Senate Hearing on Swipe Fees and Labor Department Rule

Swipe Fee Legislation

ABMA heard this week that the Senate Judiciary Committee will likely hold a hearing in February on legislation (S. 1838) that would address the current Visa-Mastercard duopoly in the credit card market. Specifically, the bill would address swipe fees averaging over 2% of the transactions that banks and card networks, like Visa and Mastercard, charge merchants to process credit card transactions. Credit and debit card swipe fees have doubled over the past decade, soaring by $22 billion in 2022 alone to a record $160.7 billion. The fees are most merchants’ highest operating cost after labor, driving up consumer prices by an estimated $1,024 a year. Swipe fees for credit cards alone totaled $126.4 billion in 2022, up 20 percent from 2021.
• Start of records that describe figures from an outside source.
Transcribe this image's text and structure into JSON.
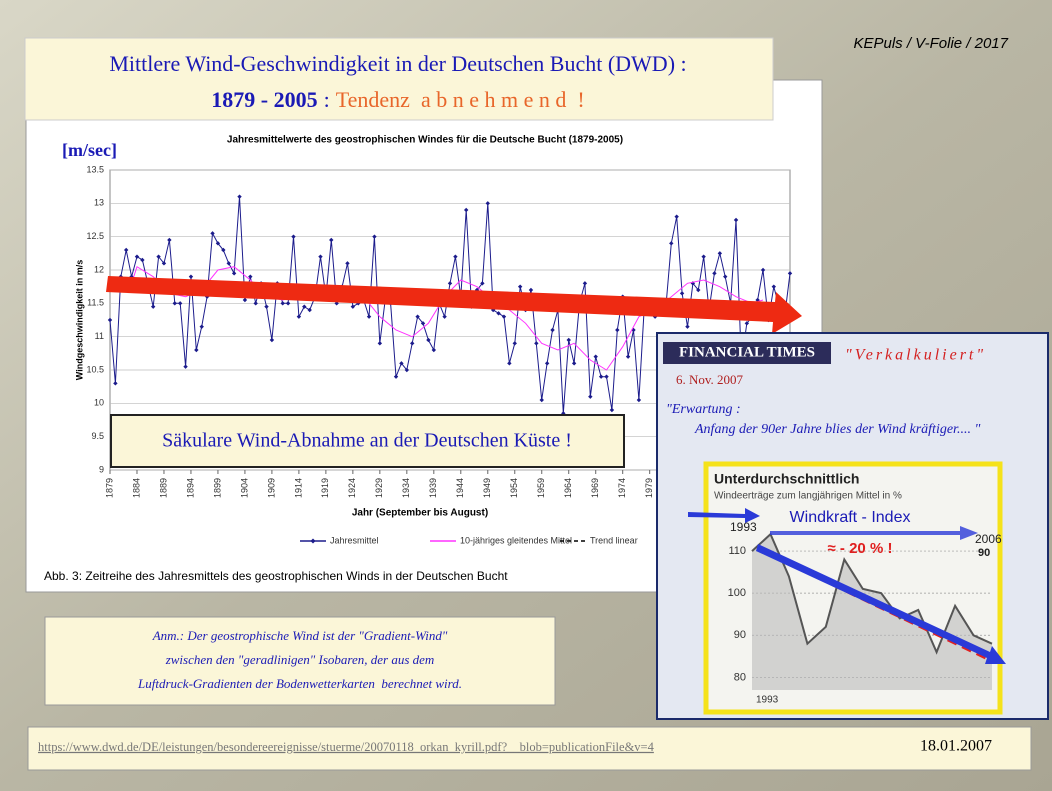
{
  "slide": {
    "tag": "KEPuls / V-Folie / 2017",
    "title_line1": "Mittlere Wind-Geschwindigkeit in der Deutschen Bucht (DWD) :",
    "title_years": "1879 - 2005",
    "title_sep": ":",
    "title_trend": "Tendenz  a b n e h m e n d  !",
    "unit": "[m/sec]",
    "caption": "Abb. 3: Zeitreihe des Jahresmittels des geostrophischen Winds in der Deutschen Bucht",
    "box": "Säkulare Wind-Abnahme an der Deutschen Küste !",
    "ft_logo": "FINANCIAL TIMES",
    "ft_quote": "\"Verkalkuliert\"",
    "ft_date": "6. Nov. 2007",
    "ft_expect1": "\"Erwartung :",
    "ft_expect2": "Anfang der 90er Jahre blies der Wind kräftiger.... \"",
    "note": [
      "Anm.: Der geostrophische Wind ist der \"Gradient-Wind\"",
      "zwischen den \"geradlinigen\" Isobaren, der aus dem",
      "Luftdruck-Gradienten der Bodenwetterkarten  berechnet wird."
    ],
    "url": "https://www.dwd.de/DE/leistungen/besondereereignisse/stuerme/20070118_orkan_kyrill.pdf?__blob=publicationFile&v=4",
    "date": "18.01.2007"
  },
  "chart_data": [
    {
      "type": "line",
      "title": "Jahresmittelwerte des geostrophischen Windes für die Deutsche Bucht (1879-2005)",
      "x_label": "Jahr (September bis August)",
      "y_label": "Windgeschwindigkeit in m/s",
      "xlim": [
        1879,
        2005
      ],
      "ylim": [
        9,
        13.5
      ],
      "yticks": [
        9,
        9.5,
        10,
        10.5,
        11,
        11.5,
        12,
        12.5,
        13,
        13.5
      ],
      "xticks": [
        1879,
        1884,
        1889,
        1894,
        1899,
        1904,
        1909,
        1914,
        1919,
        1924,
        1929,
        1934,
        1939,
        1944,
        1949,
        1954,
        1959,
        1964,
        1969,
        1974,
        1979
      ],
      "grid": true,
      "series": [
        {
          "name": "Jahresmittel",
          "color": "#1c1c8c",
          "marker": "diamond",
          "x": [
            1879,
            1880,
            1881,
            1882,
            1883,
            1884,
            1885,
            1886,
            1887,
            1888,
            1889,
            1890,
            1891,
            1892,
            1893,
            1894,
            1895,
            1896,
            1897,
            1898,
            1899,
            1900,
            1901,
            1902,
            1903,
            1904,
            1905,
            1906,
            1907,
            1908,
            1909,
            1910,
            1911,
            1912,
            1913,
            1914,
            1915,
            1916,
            1917,
            1918,
            1919,
            1920,
            1921,
            1922,
            1923,
            1924,
            1925,
            1926,
            1927,
            1928,
            1929,
            1930,
            1931,
            1932,
            1933,
            1934,
            1935,
            1936,
            1937,
            1938,
            1939,
            1940,
            1941,
            1942,
            1943,
            1944,
            1945,
            1946,
            1947,
            1948,
            1949,
            1950,
            1951,
            1952,
            1953,
            1954,
            1955,
            1956,
            1957,
            1958,
            1959,
            1960,
            1961,
            1962,
            1963,
            1964,
            1965,
            1966,
            1967,
            1968,
            1969,
            1970,
            1971,
            1972,
            1973,
            1974,
            1975,
            1976,
            1977,
            1978,
            1979,
            1980,
            1981,
            1982,
            1983,
            1984,
            1985,
            1986,
            1987,
            1988,
            1989,
            1990,
            1991,
            1992,
            1993,
            1994,
            1995,
            1996,
            1997,
            1998,
            1999,
            2000,
            2001,
            2002,
            2003,
            2004,
            2005
          ],
          "values": [
            11.25,
            10.3,
            11.9,
            12.3,
            11.9,
            12.2,
            12.15,
            11.8,
            11.45,
            12.2,
            12.1,
            12.45,
            11.5,
            11.5,
            10.55,
            11.9,
            10.8,
            11.15,
            11.6,
            12.55,
            12.4,
            12.3,
            12.1,
            11.95,
            13.1,
            11.55,
            11.9,
            11.5,
            11.8,
            11.45,
            10.95,
            11.8,
            11.5,
            11.5,
            12.5,
            11.3,
            11.45,
            11.4,
            11.6,
            12.2,
            11.6,
            12.45,
            11.5,
            11.75,
            12.1,
            11.45,
            11.5,
            11.55,
            11.3,
            12.5,
            10.9,
            11.55,
            11.5,
            10.4,
            10.6,
            10.5,
            10.9,
            11.3,
            11.2,
            10.95,
            10.8,
            11.5,
            11.3,
            11.8,
            12.2,
            11.6,
            12.9,
            11.45,
            11.7,
            11.8,
            13.0,
            11.4,
            11.35,
            11.3,
            10.6,
            10.9,
            11.75,
            11.4,
            11.7,
            10.9,
            10.05,
            10.6,
            11.1,
            11.4,
            9.85,
            10.95,
            10.6,
            11.5,
            11.8,
            10.1,
            10.7,
            10.4,
            10.4,
            9.9,
            11.1,
            11.6,
            10.7,
            11.1,
            10.05,
            11.45,
            11.5,
            11.3,
            11.5,
            11.45,
            12.4,
            12.8,
            11.65,
            11.15,
            11.8,
            11.7,
            12.2,
            11.4,
            11.95,
            12.25,
            11.9,
            11.5,
            12.75,
            10.6,
            11.2,
            11.3,
            11.55,
            12.0,
            11.25,
            11.75,
            11.45,
            11.3,
            11.95
          ]
        },
        {
          "name": "10-jähriges gleitendes Mittel",
          "color": "#ff33ff",
          "x": [
            1883,
            1884,
            1887,
            1890,
            1893,
            1896,
            1899,
            1902,
            1905,
            1908,
            1911,
            1914,
            1917,
            1920,
            1923,
            1926,
            1929,
            1932,
            1935,
            1938,
            1941,
            1944,
            1947,
            1950,
            1953,
            1956,
            1959,
            1962,
            1965,
            1968,
            1971,
            1974,
            1977,
            1980,
            1983,
            1986,
            1989,
            1992,
            1995,
            1998,
            2000
          ],
          "values": [
            11.8,
            12.05,
            11.9,
            11.65,
            11.6,
            11.7,
            12.0,
            12.05,
            11.85,
            11.6,
            11.55,
            11.6,
            11.7,
            11.75,
            11.7,
            11.6,
            11.3,
            11.1,
            11.0,
            11.2,
            11.6,
            11.85,
            11.75,
            11.55,
            11.4,
            11.2,
            10.9,
            10.8,
            10.9,
            10.65,
            10.5,
            10.85,
            11.3,
            11.4,
            11.6,
            11.8,
            11.85,
            11.75,
            11.6,
            11.5,
            11.55
          ]
        },
        {
          "name": "Trend linear",
          "color": "#000000",
          "style": "dashed",
          "x": [
            1879,
            2005
          ],
          "values": [
            11.78,
            11.35
          ]
        }
      ]
    },
    {
      "type": "line",
      "title": "Unterdurchschnittlich",
      "subtitle": "Windeerträge zum langjährigen Mittel in %",
      "xlim": [
        1993,
        2006
      ],
      "ylim": [
        77,
        115
      ],
      "yticks": [
        80,
        90,
        100,
        110
      ],
      "grid": true,
      "annotations": [
        "1993",
        "Windkraft - Index",
        "2006",
        "90",
        "≈ - 20 % !",
        "1993"
      ],
      "series": [
        {
          "color": "#555555",
          "area": true,
          "x": [
            1993,
            1994,
            1995,
            1996,
            1997,
            1998,
            1999,
            2000,
            2001,
            2002,
            2003,
            2004,
            2005,
            2006
          ],
          "values": [
            110,
            114,
            104,
            88,
            92,
            108,
            101,
            100,
            94,
            96,
            86,
            97,
            90,
            88
          ]
        }
      ]
    }
  ]
}
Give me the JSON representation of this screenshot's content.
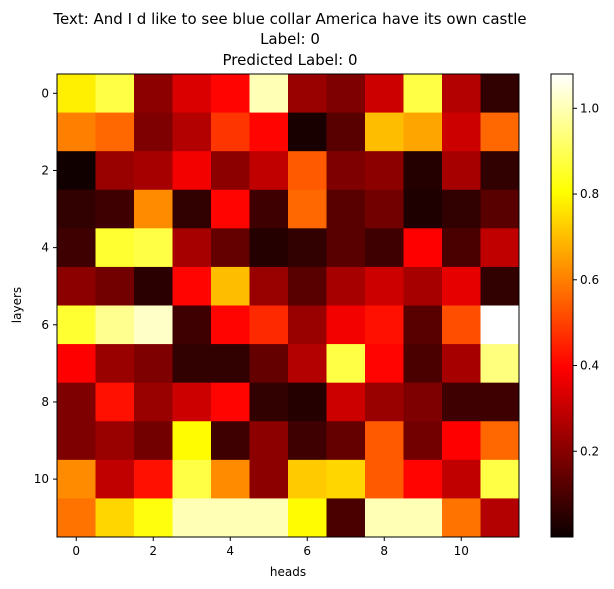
{
  "chart_data": {
    "type": "heatmap",
    "title_lines": [
      "Text: And I d like to see blue collar America have its own castle",
      "Label: 0",
      "Predicted Label: 0"
    ],
    "xlabel": "heads",
    "ylabel": "layers",
    "rows": 12,
    "cols": 12,
    "x_ticks": [
      0,
      2,
      4,
      6,
      8,
      10
    ],
    "y_ticks": [
      0,
      2,
      4,
      6,
      8,
      10
    ],
    "x_tick_labels": [
      "0",
      "2",
      "4",
      "6",
      "8",
      "10"
    ],
    "y_tick_labels": [
      "0",
      "2",
      "4",
      "6",
      "8",
      "10"
    ],
    "colormap": "hot",
    "colorbar": {
      "vmin": 0.0,
      "vmax": 1.08,
      "ticks": [
        0.2,
        0.4,
        0.6,
        0.8,
        1.0
      ],
      "tick_labels": [
        "0.2",
        "0.4",
        "0.6",
        "0.8",
        "1.0"
      ]
    },
    "values": [
      [
        0.78,
        0.88,
        0.2,
        0.32,
        0.4,
        1.0,
        0.22,
        0.18,
        0.3,
        0.88,
        0.26,
        0.06
      ],
      [
        0.6,
        0.56,
        0.18,
        0.26,
        0.48,
        0.4,
        0.02,
        0.12,
        0.7,
        0.66,
        0.3,
        0.56
      ],
      [
        0.01,
        0.22,
        0.24,
        0.36,
        0.2,
        0.28,
        0.54,
        0.18,
        0.2,
        0.04,
        0.24,
        0.06
      ],
      [
        0.06,
        0.08,
        0.62,
        0.06,
        0.4,
        0.08,
        0.56,
        0.12,
        0.16,
        0.03,
        0.06,
        0.12
      ],
      [
        0.08,
        0.86,
        0.88,
        0.24,
        0.14,
        0.04,
        0.06,
        0.12,
        0.08,
        0.38,
        0.1,
        0.28
      ],
      [
        0.2,
        0.16,
        0.05,
        0.4,
        0.7,
        0.22,
        0.12,
        0.24,
        0.3,
        0.24,
        0.34,
        0.06
      ],
      [
        0.86,
        0.96,
        1.02,
        0.08,
        0.4,
        0.46,
        0.22,
        0.36,
        0.42,
        0.12,
        0.52,
        1.08
      ],
      [
        0.38,
        0.22,
        0.18,
        0.06,
        0.06,
        0.14,
        0.26,
        0.88,
        0.4,
        0.1,
        0.24,
        0.94
      ],
      [
        0.18,
        0.42,
        0.22,
        0.3,
        0.4,
        0.06,
        0.04,
        0.3,
        0.22,
        0.18,
        0.08,
        0.08
      ],
      [
        0.18,
        0.22,
        0.16,
        0.8,
        0.08,
        0.2,
        0.08,
        0.14,
        0.54,
        0.16,
        0.38,
        0.56
      ],
      [
        0.62,
        0.28,
        0.42,
        0.88,
        0.62,
        0.2,
        0.72,
        0.74,
        0.54,
        0.4,
        0.28,
        0.88
      ],
      [
        0.58,
        0.74,
        0.82,
        1.0,
        1.0,
        1.0,
        0.8,
        0.1,
        1.0,
        1.0,
        0.58,
        0.26
      ]
    ]
  }
}
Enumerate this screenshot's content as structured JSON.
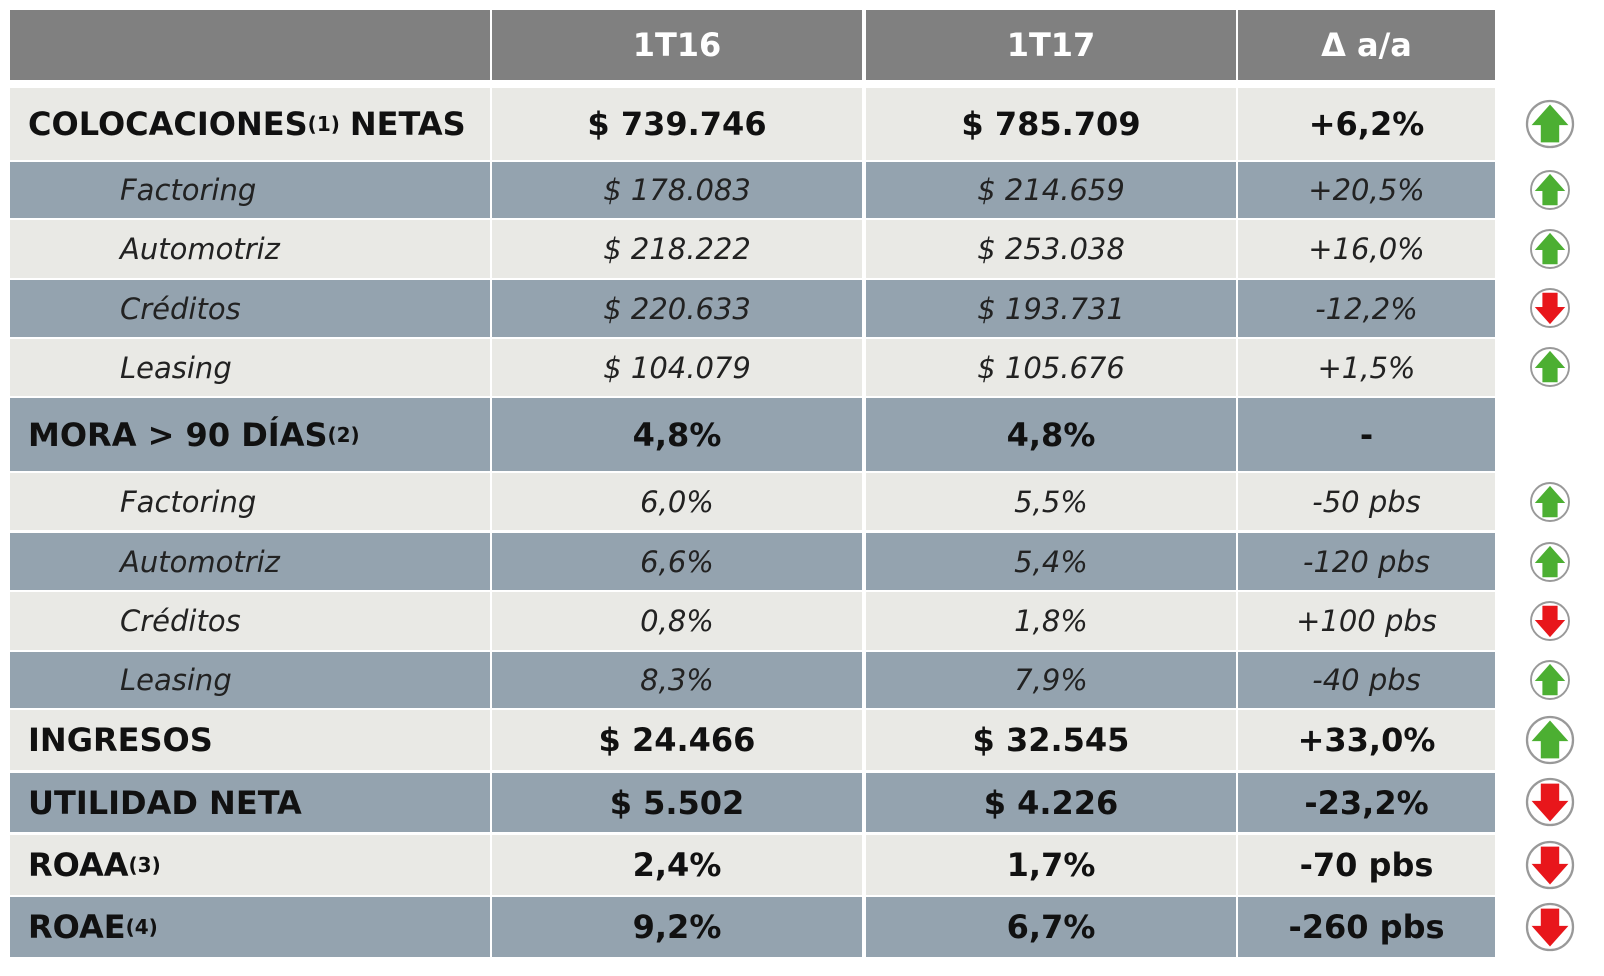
{
  "table": {
    "columns": [
      "1T16",
      "1T17",
      "Δ a/a"
    ],
    "rows": [
      {
        "label": "COLOCACIONES",
        "note": "(1)",
        "label_end": "NETAS",
        "bold": true,
        "values": [
          "$ 739.746",
          "$ 785.709",
          "+6,2%"
        ]
      },
      {
        "label": "Factoring",
        "values": [
          "$ 178.083",
          "$ 214.659",
          "+20,5%"
        ]
      },
      {
        "label": "Automotriz",
        "values": [
          "$ 218.222",
          "$ 253.038",
          "+16,0%"
        ]
      },
      {
        "label": "Créditos",
        "values": [
          "$ 220.633",
          "$ 193.731",
          "-12,2%"
        ]
      },
      {
        "label": "Leasing",
        "values": [
          "$ 104.079",
          "$ 105.676",
          "+1,5%"
        ]
      },
      {
        "label": "MORA > 90 DÍAS",
        "note": "(2)",
        "bold": true,
        "values": [
          "4,8%",
          "4,8%",
          "-"
        ]
      },
      {
        "label": "Factoring",
        "values": [
          "6,0%",
          "5,5%",
          "-50 pbs"
        ]
      },
      {
        "label": "Automotriz",
        "values": [
          "6,6%",
          "5,4%",
          "-120 pbs"
        ]
      },
      {
        "label": "Créditos",
        "values": [
          "0,8%",
          "1,8%",
          "+100 pbs"
        ]
      },
      {
        "label": "Leasing",
        "values": [
          "8,3%",
          "7,9%",
          "-40 pbs"
        ]
      },
      {
        "label": "INGRESOS",
        "bold": true,
        "values": [
          "$ 24.466",
          "$ 32.545",
          "+33,0%"
        ]
      },
      {
        "label": "UTILIDAD NETA",
        "bold": true,
        "values": [
          "$ 5.502",
          "$ 4.226",
          "-23,2%"
        ]
      },
      {
        "label": "ROAA",
        "note": "(3)",
        "bold": true,
        "values": [
          "2,4%",
          "1,7%",
          "-70 pbs"
        ]
      },
      {
        "label": "ROAE",
        "note": "(4)",
        "bold": true,
        "values": [
          "9,2%",
          "6,7%",
          "-260 pbs"
        ]
      }
    ]
  }
}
According to Senator Roger Marshall—the Republican lead on the legislation in the Senate—a decision on witnesses has not yet been made but will likely feature convenience stores. We will continue to monitor developments on this bill closely.

Independent Contractor Rule

The Department of Labor (DOL) released a rule on Wednesday that will force companies to reclassify potentially millions of workers as “employees” who are currently engaged as contractors. Specifically, the DOL rule will require that workers be considered employees rather than contractors when they are ‘economically dependent’ on a company,” The new rule—which is set to take effect March 11—replaces one established by the previous administration, which had a much broader definition of what constituted contract labor.  

In determining a worker’s status, DOL will weigh six factors, including a worker’s opportunity for profit or loss, the degree of control wielded by a company over a worker and whether the work is an integral part of the company’s business.  

Sectors like trucking that rely heavily on the independent contractor model will be particularly affected by this action. Chris Spear, CEO of the American Trucking Association issued this media release in which he lambasted the action—

“I can think of nothing more un-American than for the government to extinguish the freedom of individuals to choose work arrangements that suit their needs and fulfill their ambitions. More than 350,000 truckers choose to work as independent contractors because of the economic opportunity it creates and the flexibility it provides, enabling them to run their own business and choose their own hours and routes. That freedom of choice has been an enormous source of empowerment for women, minorities, and immigrants pursuing the American Dream. 

“The trucking industry has used independent contractors since the inception of interstate trucking, and court decisions over the last 90 years have continually reaffirmed the legitimate role ICs play in the economy. It’s unfortunate that the Administration has chosen to replace a clear and straightforward standard with a tangled mess that weakens our supply chain and undermines the livelihoods of hundreds of thousands of truckers across the country.”

Chris Spear, CEO of the American Trucking Association

ATA has vowed to appeal to Congress to overturn the rule, but it is unclear what action Congress could actually take that would be timely and feasible. Again, ABMA will remain close to the action.